Seven Differentiators of Success for Your Strategic Marketing Initiatives (Part I)

In over twenty years of Marketing, I worked on many large cross-functional projects. Multiple CLM, CRM and Marketing Automation implementations; restructuring of a lead program responsible for millions of leads per year; Customer Loyalty and Satisfaction initiatives; Product Line launches; fully Integrated Marketing Campaigns; you get the idea. These projects tend to be critical. With regard to CRM, my friends at Merkle have identified 50% of high growth companies are more likely to see CRM as a key driver of success. In addition these high growth companies are 2.4x more likely than low-growth companies to have built/implemented excellent CRM capability. So successful implementation of these large scale projects can be the difference between high growth companies and low growth companies

It has been my experience that senior leadership in high-growth organizations truly understand the value these these initiatives bring to their organizations. They see them, and treat them, as strategic initiatives, critical to their organization’s success. Those that are less successful treat them more tactically. Which is a shame, because they fail to optimize the investment.

So what differentiates the successes from the failures? Why do large CRM implementations only meet CIO/CTO expectations half the time, according to Gartner, or only succeed about a third of the time according to Merkle? Why are so many disappointed by Marketing Automation, CLM, CE and other projects requiring a solid foundation in marketing technology?

Large cross-functional strategic initiatives often led by Marketing (e.g.- CLM, CE, CRM, Marketing Automation) lack:

  1. Executive buy-in and C-level commitment. There needs to be a champion (usually the CMO) supporting these initiatives at the senior level, with the champion’s peers in agreement on the key objectives and deliverables. The objectives of the initiative needs to align with corporate strategy as well. Everyone must agree that this initiative gets their support, and that roadblocks will be dealt with quickly and easily. Since these projects often require IT resources, the CMO needs to partner with the CIO/CTO. The CIO/CTO needs to champion the project within her organization. Each impacted senior leader needs to be actively engaged during discussion at the C-level, commit the resources, communicate down through their organization, empower their internal champion, and hold their team accountable for achieving initiative goals and objectives. Probably the single biggest predictor of success, in my experience.
  2. Management bandwidth. With executive buy-in comes the need for executive leaders to ensure there is management bandwidth. It is not prudent to simply add a large initiative to the plate of your manager or director without taking another commitment off their plate, either by reallocating other projects they own or are involved with, or potentially delaying implementation of other projects. You can only roll one giant boulder up a hill at a time successfully, add more and you risk more than one crashing down on the innocent bystanders below.
  3. Benefit realization. The project champion and project team need to define success. Identify the benefits a major initiative will bring to your organization. Work with your financial team to quantify the benefits.
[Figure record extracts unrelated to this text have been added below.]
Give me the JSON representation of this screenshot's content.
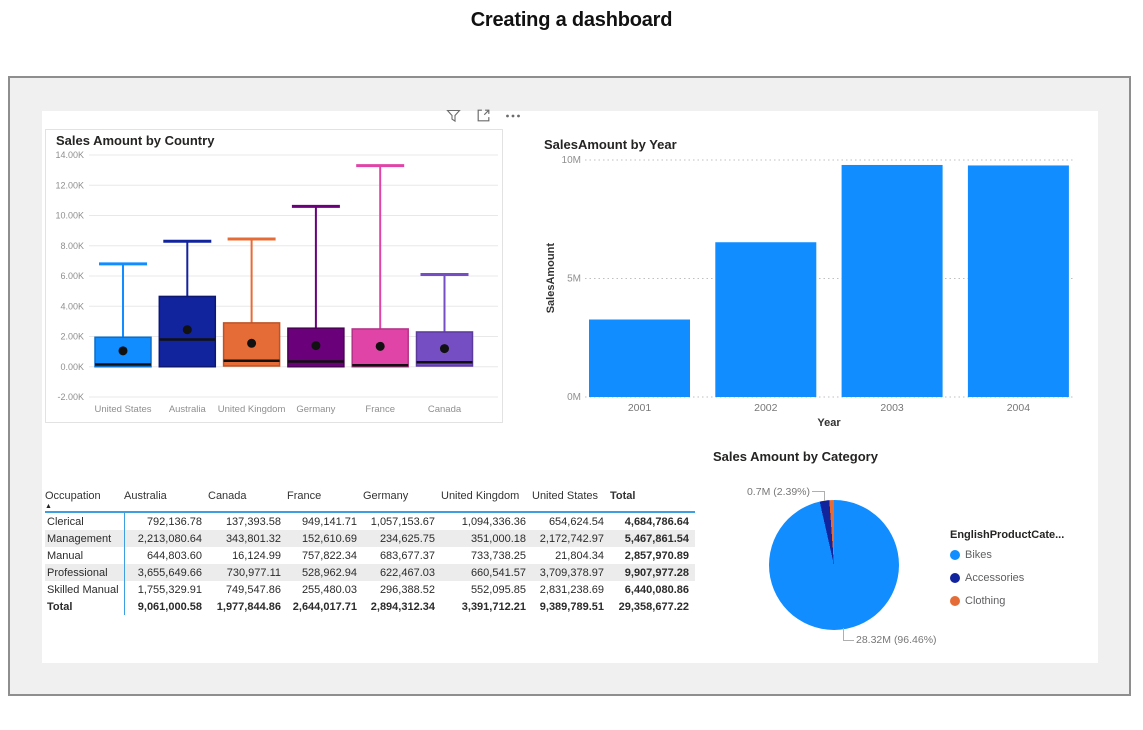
{
  "page": {
    "title": "Creating a dashboard"
  },
  "visual_header": {
    "icons": [
      "filter",
      "focus-mode",
      "more-options"
    ]
  },
  "chart_data": [
    {
      "type": "boxplot",
      "title": "Sales Amount by Country",
      "unit": "K",
      "ylim": [
        -2,
        14
      ],
      "y_tick_values": [
        14,
        12,
        10,
        8,
        6,
        4,
        2,
        0,
        -2
      ],
      "y_tick_labels": [
        "14.00K",
        "12.00K",
        "10.00K",
        "8.00K",
        "6.00K",
        "4.00K",
        "2.00K",
        "0.00K",
        "-2.00K"
      ],
      "series": [
        {
          "name": "United States",
          "color": "#118DFF",
          "border": "#0B6FCC",
          "q1": 0,
          "q3": 1.95,
          "median": 0.15,
          "mean": 1.05,
          "whisker_high": 6.8
        },
        {
          "name": "Australia",
          "color": "#12239E",
          "border": "#0D1872",
          "q1": 0,
          "q3": 4.65,
          "median": 1.8,
          "mean": 2.45,
          "whisker_high": 8.3
        },
        {
          "name": "United Kingdom",
          "color": "#E66C37",
          "border": "#BC5325",
          "q1": 0.05,
          "q3": 2.9,
          "median": 0.4,
          "mean": 1.55,
          "whisker_high": 8.45
        },
        {
          "name": "Germany",
          "color": "#6B007B",
          "border": "#4A0056",
          "q1": 0,
          "q3": 2.55,
          "median": 0.35,
          "mean": 1.4,
          "whisker_high": 10.6
        },
        {
          "name": "France",
          "color": "#E044A7",
          "border": "#B43287",
          "q1": 0,
          "q3": 2.5,
          "median": 0.1,
          "mean": 1.35,
          "whisker_high": 13.3
        },
        {
          "name": "Canada",
          "color": "#744EC2",
          "border": "#5B3A9E",
          "q1": 0.05,
          "q3": 2.3,
          "median": 0.3,
          "mean": 1.2,
          "whisker_high": 6.1
        }
      ]
    },
    {
      "type": "bar",
      "title": "SalesAmount by Year",
      "xlabel": "Year",
      "ylabel": "SalesAmount",
      "categories": [
        "2001",
        "2002",
        "2003",
        "2004"
      ],
      "values": [
        3.27,
        6.53,
        9.79,
        9.77
      ],
      "unit": "M",
      "ylim": [
        0,
        10
      ],
      "y_tick_values": [
        0,
        5,
        10
      ],
      "y_tick_labels": [
        "0M",
        "5M",
        "10M"
      ],
      "bar_color": "#118DFF",
      "grid": "dotted",
      "legend": "none"
    },
    {
      "type": "table",
      "columns": [
        "Occupation",
        "Australia",
        "Canada",
        "France",
        "Germany",
        "United Kingdom",
        "United States",
        "Total"
      ],
      "sort_column": "Occupation",
      "sort_icon": "▲",
      "rows": [
        [
          "Clerical",
          "792,136.78",
          "137,393.58",
          "949,141.71",
          "1,057,153.67",
          "1,094,336.36",
          "654,624.54",
          "4,684,786.64"
        ],
        [
          "Management",
          "2,213,080.64",
          "343,801.32",
          "152,610.69",
          "234,625.75",
          "351,000.18",
          "2,172,742.97",
          "5,467,861.54"
        ],
        [
          "Manual",
          "644,803.60",
          "16,124.99",
          "757,822.34",
          "683,677.37",
          "733,738.25",
          "21,804.34",
          "2,857,970.89"
        ],
        [
          "Professional",
          "3,655,649.66",
          "730,977.11",
          "528,962.94",
          "622,467.03",
          "660,541.57",
          "3,709,378.97",
          "9,907,977.28"
        ],
        [
          "Skilled Manual",
          "1,755,329.91",
          "749,547.86",
          "255,480.03",
          "296,388.52",
          "552,095.85",
          "2,831,238.69",
          "6,440,080.86"
        ]
      ],
      "total_row": [
        "Total",
        "9,061,000.58",
        "1,977,844.86",
        "2,644,017.71",
        "2,894,312.34",
        "3,391,712.21",
        "9,389,789.51",
        "29,358,677.22"
      ]
    },
    {
      "type": "pie",
      "title": "Sales Amount by Category",
      "legend_title": "EnglishProductCate...",
      "slices": [
        {
          "label": "Bikes",
          "pct": 96.46,
          "color": "#118DFF",
          "callout": "28.32M (96.46%)"
        },
        {
          "label": "Accessories",
          "pct": 2.39,
          "color": "#12239E",
          "callout": "0.7M (2.39%)"
        },
        {
          "label": "Clothing",
          "pct": 1.15,
          "color": "#E66C37",
          "callout": ""
        }
      ]
    }
  ]
}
Communicate, and continually communicate the benefits across your organization. Show them the benefits, and then show them again. You can never overcommunicate. And then measure against those benefits so you can manage your progress. Have respected champions in your organization validate the benefits and offer testimonials as proof the benefits are real. Underperforming? Then figure out where you need to make adjustments. Overperforming, then check your initial forecasts to make sure they are real; see how else you can apply the initiative to amplify success further, or bring in the necessary resources or create the environment to make gains sustainable. And don’t forget to communicate when you overperform (did I mention communication is important?). Celebrate successes when you meet your objectives or KPIs.
  4. Process knowledge. Do you have good processes in place? If you have good process, and its well-documented, then you will have an easier time building your detailed requirements and matching to the technology which will best enable your process. Or, if the technology supports a different process, then you will have a better understanding of how your process needs to change to accommodate the technology. May or may not be worth the investment, but you can do the analysis (or I could help). Or similarly you can think about how to customize the technology solution to fit your process, and do that cost-benefit analysis to determine if the gains are worth the investment. Again, its all about taking a more strategic approach to your initiative.